Derivation of completeness relation from Jackson's Classical Electrody

In summary, the conversation discusses the derivation of the completeness relation in section 2.8 of Jackson. It starts with the orthonormality condition and shows that a function can be represented as a sum of orthonormal functions when N is finite. The best coefficients can be obtained by minimizing the error MN. The conversation then asks for clarification on how to show this, and the attempt at a solution involves using the chain rule and product rule to simplify the expression and eventually arrive at the desired equation. The final step involves correcting a mistake in the orthonormality condition.
  • #1
schrodingerscat11
89
1

Homework Statement


Greetings! I am reading section 2.8 of Jackson and trying to understand how completeness relation was derived.

It starts with the orthonormality condition:
[itex]∫U_N ^*(ε) U(ε) dε =δ_{nm}[/itex]

We can represent a function as a sum of orthonormal functions if N is finite:
[itex] f(ε) ⇔ \sum_{n=1}^N a_n U_n (ε) [/itex]

We can get the best coefficients a by minimizing the error MN:
[itex]M_N = \int_a ^b |f(ε) - \sum_{n=1}^N a_n U_n(ε)|^2 dε[/itex]

Jackson says that "it is easy to show that the coefficients are given by
[itex]a_n=\int_a ^b U_n ^*(ε) f(ε) dε [/itex]."

Question: How do I show this?

Homework Equations


Same as above.


The Attempt at a Solution


I guess minimizing MN means setting it to zero. And then I'm not sure what to do after.
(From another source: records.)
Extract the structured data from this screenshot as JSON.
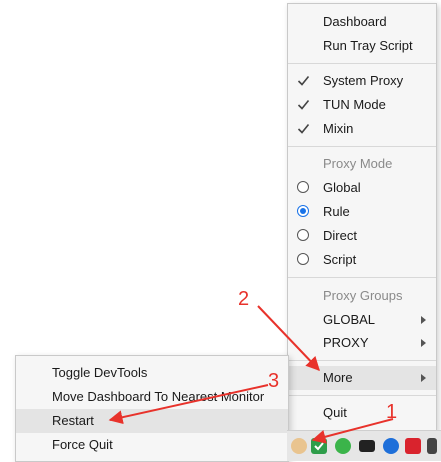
{
  "main_menu": {
    "items": {
      "dashboard": "Dashboard",
      "run_tray_script": "Run Tray Script",
      "system_proxy": "System Proxy",
      "tun_mode": "TUN Mode",
      "mixin": "Mixin",
      "proxy_mode_header": "Proxy Mode",
      "global": "Global",
      "rule": "Rule",
      "direct": "Direct",
      "script": "Script",
      "proxy_groups_header": "Proxy Groups",
      "group_global": "GLOBAL",
      "group_proxy": "PROXY",
      "more": "More",
      "quit": "Quit"
    },
    "checked": [
      "system_proxy",
      "tun_mode",
      "mixin"
    ],
    "selected_proxy_mode": "Rule"
  },
  "sub_menu": {
    "items": {
      "toggle_devtools": "Toggle DevTools",
      "move_dashboard": "Move Dashboard To Nearest Monitor",
      "restart": "Restart",
      "force_quit": "Force Quit"
    },
    "highlighted": "Restart"
  },
  "annotations": {
    "step1": "1",
    "step2": "2",
    "step3": "3",
    "color": "#e8322b"
  },
  "tray_icons": [
    "clash-cat-icon",
    "shield-check-icon",
    "wechat-icon",
    "battery-icon",
    "security-icon",
    "youdao-icon",
    "volume-icon"
  ]
}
How do I extract the buried coefficients ? I am very sorry. :confused:
 
Last edited:
Physics news on Phys.org
  • #2
physicsjn said:
I guess minimizing MN means setting it to zero.

No, it means that ##\displaystyle \frac {\partial M_N }{\partial a_n} = 0## for each ##n##.

So you get ##\displaystyle \int_a^b \frac{\partial}{\partial a_n} | f(\epsilon) - a_n U_n(\epsilon)|^2 d\epsilon = 0## for each ##n##.
 
  • Like
Likes 1 person
  • #3
@AlephZero Thank you very much! :biggrin:

So we'll have
(1) [itex] \int_a ^b \frac{\partial}{\partial a_n} \bigg( \sqrt{(f(ε) - a_n U_n (ε))^2} \bigg) ^2 dε= 0[/itex]
since [itex] |x| = \sqrt {x^2} [/itex]

(2) [itex] \int_a ^b \frac{\partial}{\partial a_n}(f(ε) - a_n U_n (ε))^2 dε= 0[/itex]

(3) [itex]2\int_a ^b (f(ε) - a_n U_n (ε)) U_n^*(ε) dε= 0[/itex]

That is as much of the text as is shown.